Social Security provides much-needed income for the vast majority of retired Americans. As a social insurance program, Social Security's design returns a higher percentage of average lifetime earnings to low-income earners than to those who had more lucrative careers. Yet some policymakers have called for Social Security to go a step further, providing minimum benefit amounts to qualify low-income recipients. Interestingly, Social Security has offered what it calls special minimum benefits for decades, even though many have no idea that they're there. Let's take a closer look at exactly how Social Security's special minimum benefits work and how you can tell whether you might be able to claim them for yourself and your family.
How you qualify for Social Security minimum benefits
In 1973, the Social Security Administration started paying out the special minimum benefit to long-term low-wage earners. The provision acts as an alternative to the standard way of determining Social Security's primary insurance amount, which is based on wages. Rather than looking at wages, the special minimum benefit looks solely at qualifying years of coverage. In order to earn a year of coverage, a worker must earn at least $13,230 in 2015, with that amount adjusted for changes in the Consumer Price Index each year.
In order to earn a special minimum benefit, a worker needs at least 11 years of coverage. As of December 2014, the resulting primary insurance amount on which special minimum benefits are based starts at $39.90 for those with 11 years of qualifying work and go all the way up to $829.80 for those with 30 or more years.
In determining your benefits, the SSA compares the calculation based on the regular benefit rules with the amount from its special minimum benefit table. If the amount based on the special minimum benefit is higher, then that's what the worker receives. Otherwise, the regular wage-based benefit gets paid.
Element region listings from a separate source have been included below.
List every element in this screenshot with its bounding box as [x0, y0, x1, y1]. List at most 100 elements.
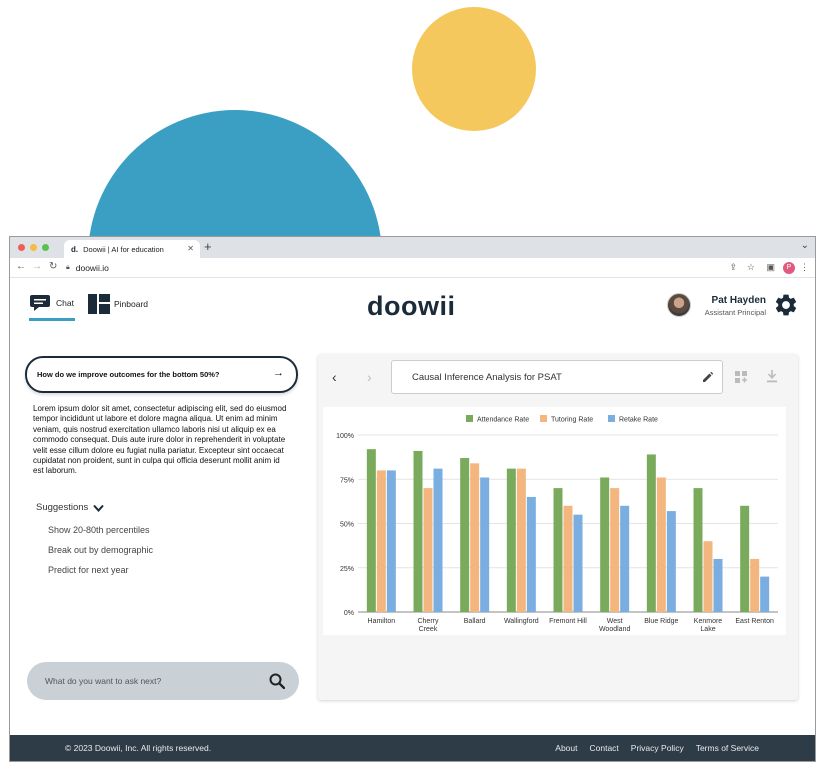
x-tick-label: West Woodland — [599, 618, 631, 633]
suggestion-item[interactable]: Predict for next year — [48, 565, 129, 575]
profile-avatar[interactable]: P — [783, 262, 795, 274]
legend-swatch — [608, 415, 615, 422]
lock-icon: 🔒︎ — [66, 264, 70, 271]
legend-label: Retake Rate — [619, 417, 658, 424]
suggestion-item[interactable]: Show 20-80th percentiles — [48, 525, 150, 535]
bar — [470, 463, 480, 612]
footer-link-terms[interactable]: Terms of Service — [696, 743, 759, 753]
arrow-right-icon[interactable]: → — [273, 367, 284, 379]
y-tick-label: 75% — [340, 477, 354, 484]
window-close-dot[interactable] — [18, 244, 25, 251]
nav-chat-label: Chat — [56, 298, 74, 308]
user-role: Assistant Principal — [704, 308, 766, 317]
chevron-down-icon — [93, 504, 105, 512]
favicon-icon: d. — [71, 244, 79, 254]
reload-icon[interactable]: ↻ — [49, 261, 57, 272]
x-tick-label: Kenmore Lake — [694, 618, 723, 633]
download-icon[interactable] — [766, 370, 778, 383]
bar — [646, 454, 656, 612]
window-maximize-dot[interactable] — [42, 244, 49, 251]
footer-link-privacy[interactable]: Privacy Policy — [631, 743, 684, 753]
bar — [386, 470, 396, 612]
bar — [610, 488, 620, 612]
footer-link-about[interactable]: About — [555, 743, 577, 753]
bar — [413, 450, 423, 612]
user-name: Pat Hayden — [711, 295, 766, 306]
chart-title: Causal Inference Analysis for PSAT — [412, 371, 562, 383]
footer-links: About Contact Privacy Policy Terms of Se… — [555, 743, 759, 753]
forward-arrow-icon[interactable]: → — [32, 261, 42, 272]
bookmark-star-icon[interactable]: ☆ — [747, 262, 755, 273]
active-tab-underline — [29, 318, 75, 321]
y-tick-label: 0% — [344, 610, 354, 617]
legend-swatch — [540, 415, 547, 422]
side-panel-icon[interactable]: ▣ — [766, 262, 775, 273]
y-tick-label: 25% — [340, 566, 354, 573]
x-tick-label: Cherry Creek — [417, 618, 439, 633]
browser-tab[interactable]: d. Doowii | AI for education ✕ — [64, 240, 200, 258]
legend-swatch — [466, 415, 473, 422]
bar-chart: 0% 25% 50% 75% 100% Attendance Rate Tutoring R… — [336, 415, 778, 633]
bar — [750, 558, 760, 612]
question-text: How do we improve outcomes for the botto… — [37, 370, 220, 379]
legend-label: Attendance Rate — [477, 417, 529, 424]
add-to-pinboard-icon[interactable] — [735, 371, 747, 383]
marketing-stage: d. Doowii | AI for education ✕ + ⌄ ← → ↻… — [0, 0, 828, 769]
chevron-left-icon[interactable]: ‹ — [332, 369, 337, 385]
chart-title-field[interactable]: Causal Inference Analysis for PSAT — [391, 360, 723, 394]
suggestions-label: Suggestions — [36, 502, 89, 513]
share-icon[interactable]: ⇪ — [729, 262, 737, 273]
chat-bubble-icon — [30, 295, 50, 311]
bar — [666, 511, 676, 612]
bar — [423, 488, 433, 612]
browser-window: d. Doowii | AI for education ✕ + ⌄ ← → ↻… — [9, 236, 816, 762]
ask-placeholder: What do you want to ask next? — [45, 676, 162, 686]
tab-strip: d. Doowii | AI for education ✕ + ⌄ — [10, 237, 815, 258]
legend-label: Tutoring Rate — [551, 417, 593, 424]
bar — [600, 477, 610, 612]
footer: © 2023 Doowii, Inc. All rights reserved.… — [10, 735, 815, 761]
x-tick-label: Wallingford — [504, 618, 539, 625]
bar — [366, 449, 376, 612]
bar — [573, 514, 583, 612]
nav-pinboard[interactable]: Pinboard — [88, 294, 148, 314]
browser-menu-icon[interactable]: ⋮ — [800, 262, 809, 273]
bar — [713, 558, 723, 612]
x-tick-label: Fremont Hill — [549, 618, 587, 625]
x-tick-label: Blue Ridge — [644, 618, 678, 625]
question-bubble[interactable]: How do we improve outcomes for the botto… — [25, 356, 298, 393]
user-avatar[interactable] — [667, 293, 691, 317]
bar — [703, 541, 713, 612]
chevron-right-icon[interactable]: › — [367, 369, 372, 385]
bar — [760, 576, 770, 612]
suggestions-toggle[interactable]: Suggestions — [36, 502, 105, 513]
x-tick-label: East Renton — [735, 618, 774, 625]
nav-chat[interactable]: Chat — [29, 294, 74, 312]
pencil-edit-icon[interactable] — [702, 371, 714, 383]
bar — [433, 468, 443, 612]
tab-search-chevron-icon[interactable]: ⌄ — [801, 240, 809, 251]
bar — [526, 496, 536, 612]
url-text: doowii.io — [75, 263, 109, 273]
tab-close-icon[interactable]: ✕ — [187, 244, 194, 253]
window-minimize-dot[interactable] — [30, 244, 37, 251]
url-field[interactable]: 🔒︎ doowii.io — [66, 261, 766, 275]
bar — [656, 477, 666, 612]
ask-input[interactable]: What do you want to ask next? — [27, 662, 299, 700]
bar — [553, 488, 563, 612]
y-tick-label: 50% — [340, 522, 354, 529]
gear-icon[interactable] — [773, 292, 799, 318]
doowii-logo[interactable]: doowii — [367, 291, 455, 322]
nav-pinboard-label: Pinboard — [114, 299, 149, 309]
suggestion-item[interactable]: Break out by demographic — [48, 545, 153, 555]
footer-link-contact[interactable]: Contact — [590, 743, 619, 753]
search-icon[interactable] — [269, 673, 285, 689]
doowii-app: Chat Pinboard doowii Pat Hayden Assistan… — [10, 278, 815, 735]
new-tab-icon[interactable]: + — [204, 239, 212, 254]
pinboard-grid-icon — [88, 294, 110, 314]
bar — [376, 470, 386, 612]
answer-text: Lorem ipsum dolor sit amet, consectetur … — [33, 404, 287, 476]
chart-panel: ‹ › Causal Inference Analysis for PSAT 0… — [318, 354, 798, 700]
back-arrow-icon[interactable]: ← — [16, 261, 26, 272]
bar — [516, 468, 526, 612]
Why Social Security minimum benefits have become less important
The reason why so few people talk about Social Security minimum benefits is that over the years, they've become a lot less important. As a 2013 examination from the SSA noted, the effect of the special minimum benefit has diminished because of the differences in how it's calculated and how workers become eligible. Overall, wages have grown at a faster rate than price inflation, and so the amount of regular benefits that workers earn has caught up with the special minimum benefits in most cases.
You can see this effect in the distribution of those who receive special minimum benefits now. The largest number of minimum-benefit beneficiaries first became eligible in the late 1980s and early 1990s. Since then, though, the number of beneficiaries has dropped dramatically, with the 2010-2013 cohort falling in number to less than a quarter of past peak levels. Moreover, the average boost is relatively small, averaging less than $50 per month.
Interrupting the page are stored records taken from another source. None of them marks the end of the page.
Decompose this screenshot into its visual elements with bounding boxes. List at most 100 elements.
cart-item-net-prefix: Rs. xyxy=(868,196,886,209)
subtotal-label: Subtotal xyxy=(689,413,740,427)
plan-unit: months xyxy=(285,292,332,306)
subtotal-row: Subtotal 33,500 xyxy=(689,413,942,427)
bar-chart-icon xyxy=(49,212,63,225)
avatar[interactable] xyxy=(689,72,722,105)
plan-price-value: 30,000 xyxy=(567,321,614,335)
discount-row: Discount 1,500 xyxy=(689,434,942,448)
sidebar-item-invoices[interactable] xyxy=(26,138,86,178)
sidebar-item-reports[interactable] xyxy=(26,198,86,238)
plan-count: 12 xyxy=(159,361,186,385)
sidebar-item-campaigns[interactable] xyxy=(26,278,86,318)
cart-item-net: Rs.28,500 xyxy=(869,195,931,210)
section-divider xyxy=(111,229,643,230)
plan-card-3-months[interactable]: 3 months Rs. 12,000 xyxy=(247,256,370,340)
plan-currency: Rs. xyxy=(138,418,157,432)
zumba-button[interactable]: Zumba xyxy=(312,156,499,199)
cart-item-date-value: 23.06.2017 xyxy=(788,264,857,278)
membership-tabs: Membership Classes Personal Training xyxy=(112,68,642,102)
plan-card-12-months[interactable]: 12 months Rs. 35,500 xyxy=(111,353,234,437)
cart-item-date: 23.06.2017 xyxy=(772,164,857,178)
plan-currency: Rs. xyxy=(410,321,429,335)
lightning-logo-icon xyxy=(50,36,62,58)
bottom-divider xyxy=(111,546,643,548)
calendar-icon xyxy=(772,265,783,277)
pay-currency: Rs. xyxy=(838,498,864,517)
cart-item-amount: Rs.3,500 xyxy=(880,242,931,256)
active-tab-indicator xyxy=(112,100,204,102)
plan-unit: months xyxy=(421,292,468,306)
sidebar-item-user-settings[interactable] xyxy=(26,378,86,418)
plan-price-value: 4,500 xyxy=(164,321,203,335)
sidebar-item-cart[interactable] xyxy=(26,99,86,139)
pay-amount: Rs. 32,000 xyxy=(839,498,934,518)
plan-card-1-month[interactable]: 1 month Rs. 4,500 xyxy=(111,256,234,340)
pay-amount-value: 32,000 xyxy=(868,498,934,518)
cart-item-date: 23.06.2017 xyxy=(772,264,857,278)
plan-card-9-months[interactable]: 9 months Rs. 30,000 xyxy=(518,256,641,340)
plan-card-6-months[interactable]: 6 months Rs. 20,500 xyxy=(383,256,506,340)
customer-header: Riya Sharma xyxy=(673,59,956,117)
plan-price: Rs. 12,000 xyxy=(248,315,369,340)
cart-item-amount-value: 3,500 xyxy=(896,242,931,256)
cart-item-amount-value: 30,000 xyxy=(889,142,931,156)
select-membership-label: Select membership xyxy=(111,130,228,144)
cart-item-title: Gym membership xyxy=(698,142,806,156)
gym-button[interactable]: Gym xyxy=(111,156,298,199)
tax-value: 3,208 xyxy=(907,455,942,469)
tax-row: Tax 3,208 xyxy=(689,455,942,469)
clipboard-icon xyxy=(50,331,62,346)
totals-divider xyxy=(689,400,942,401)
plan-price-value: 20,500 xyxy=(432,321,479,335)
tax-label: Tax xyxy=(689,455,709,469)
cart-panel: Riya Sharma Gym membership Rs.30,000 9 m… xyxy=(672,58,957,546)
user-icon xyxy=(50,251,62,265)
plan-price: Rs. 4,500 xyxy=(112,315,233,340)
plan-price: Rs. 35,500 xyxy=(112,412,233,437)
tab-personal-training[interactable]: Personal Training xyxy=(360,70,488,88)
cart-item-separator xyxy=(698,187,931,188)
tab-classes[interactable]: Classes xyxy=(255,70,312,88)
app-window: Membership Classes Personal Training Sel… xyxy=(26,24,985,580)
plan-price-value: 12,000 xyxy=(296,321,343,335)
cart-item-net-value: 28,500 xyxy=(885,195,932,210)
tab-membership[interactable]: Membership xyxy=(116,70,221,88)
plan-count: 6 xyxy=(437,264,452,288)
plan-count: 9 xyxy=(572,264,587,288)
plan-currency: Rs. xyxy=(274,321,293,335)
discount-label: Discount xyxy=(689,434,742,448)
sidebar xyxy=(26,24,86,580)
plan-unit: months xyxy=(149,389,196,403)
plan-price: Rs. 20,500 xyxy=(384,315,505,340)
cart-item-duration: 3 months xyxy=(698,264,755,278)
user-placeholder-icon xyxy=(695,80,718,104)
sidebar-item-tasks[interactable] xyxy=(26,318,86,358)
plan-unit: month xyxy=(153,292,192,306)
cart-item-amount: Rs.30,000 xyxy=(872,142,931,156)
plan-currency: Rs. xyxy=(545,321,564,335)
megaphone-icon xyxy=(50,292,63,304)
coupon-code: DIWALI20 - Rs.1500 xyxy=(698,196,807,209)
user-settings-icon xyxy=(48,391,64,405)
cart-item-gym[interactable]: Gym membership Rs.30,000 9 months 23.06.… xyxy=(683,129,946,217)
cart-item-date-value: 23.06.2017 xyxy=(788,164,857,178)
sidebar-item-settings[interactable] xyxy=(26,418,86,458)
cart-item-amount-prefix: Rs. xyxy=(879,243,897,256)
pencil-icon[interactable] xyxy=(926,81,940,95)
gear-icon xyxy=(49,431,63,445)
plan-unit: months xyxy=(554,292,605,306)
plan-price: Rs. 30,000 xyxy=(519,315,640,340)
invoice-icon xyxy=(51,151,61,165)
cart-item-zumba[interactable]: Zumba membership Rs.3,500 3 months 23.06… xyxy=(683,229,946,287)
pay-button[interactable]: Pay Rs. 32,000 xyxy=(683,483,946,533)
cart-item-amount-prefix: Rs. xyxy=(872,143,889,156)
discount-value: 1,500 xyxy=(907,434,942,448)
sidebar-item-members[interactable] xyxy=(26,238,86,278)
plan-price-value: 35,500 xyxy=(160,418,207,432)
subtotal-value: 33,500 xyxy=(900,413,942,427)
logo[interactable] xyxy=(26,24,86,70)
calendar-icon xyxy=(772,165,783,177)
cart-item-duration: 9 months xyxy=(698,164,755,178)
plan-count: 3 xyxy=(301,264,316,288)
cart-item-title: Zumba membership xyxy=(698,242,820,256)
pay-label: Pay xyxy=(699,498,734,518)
New minimum benefit proposals
Recently, policymakers have looked at ways to expand Social Security, especially for low-income earners. That has led to proposals to revamp the minimum-benefit system.
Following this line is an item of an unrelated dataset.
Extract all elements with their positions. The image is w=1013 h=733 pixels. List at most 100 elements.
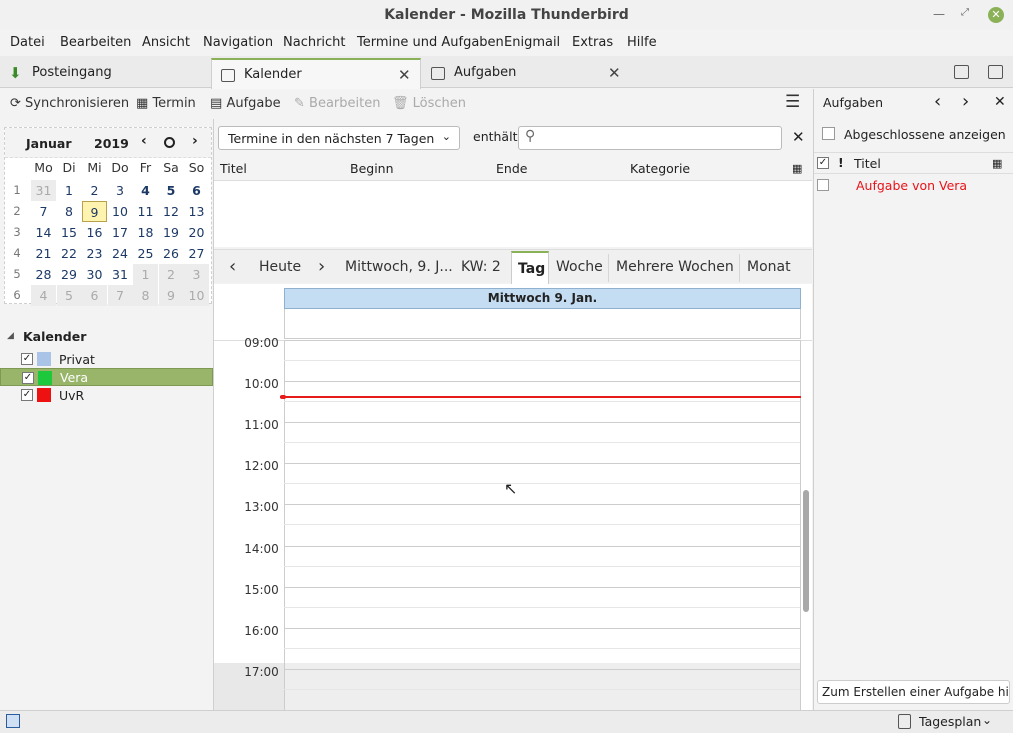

Most of those proposals preserve much of the existing minimum-benefit framework, instead aiming at changing certain aspects. Some proposals change threshold figures in a way that includes more potential recipients. For instance, reducing the earnings necessary to get a year of coverage to make it closer to the quarterly credit system that traditional Social Security uses would expand eligibility considerably. Some policymakers want to allow those caring for children to include that time as years of coverage for minimum-benefit purposes.
Other proposals target the way that the minimum benefit is calculated. Rather than using the law's historical basis for benefits, new proposals would tie payouts to various measures of the poverty level in an effort to guarantee viable minimum income for retirees. Changing the way in which benefit increases are tied to inflationary pressures over time can also lead to substantial impacts on payouts.
For now, relatively few people qualify for Social Security minimum benefits, and those who do get a fairly small bump in income from the system. Most proposals to change the system would similarly have minimal impacts on current beneficiaries. Over time, though, a more aggressive proposal to strengthen minimum benefits under Social Security could be a boon for low-income earners, even as it would impose potential new costs that the system would somehow have to absorb.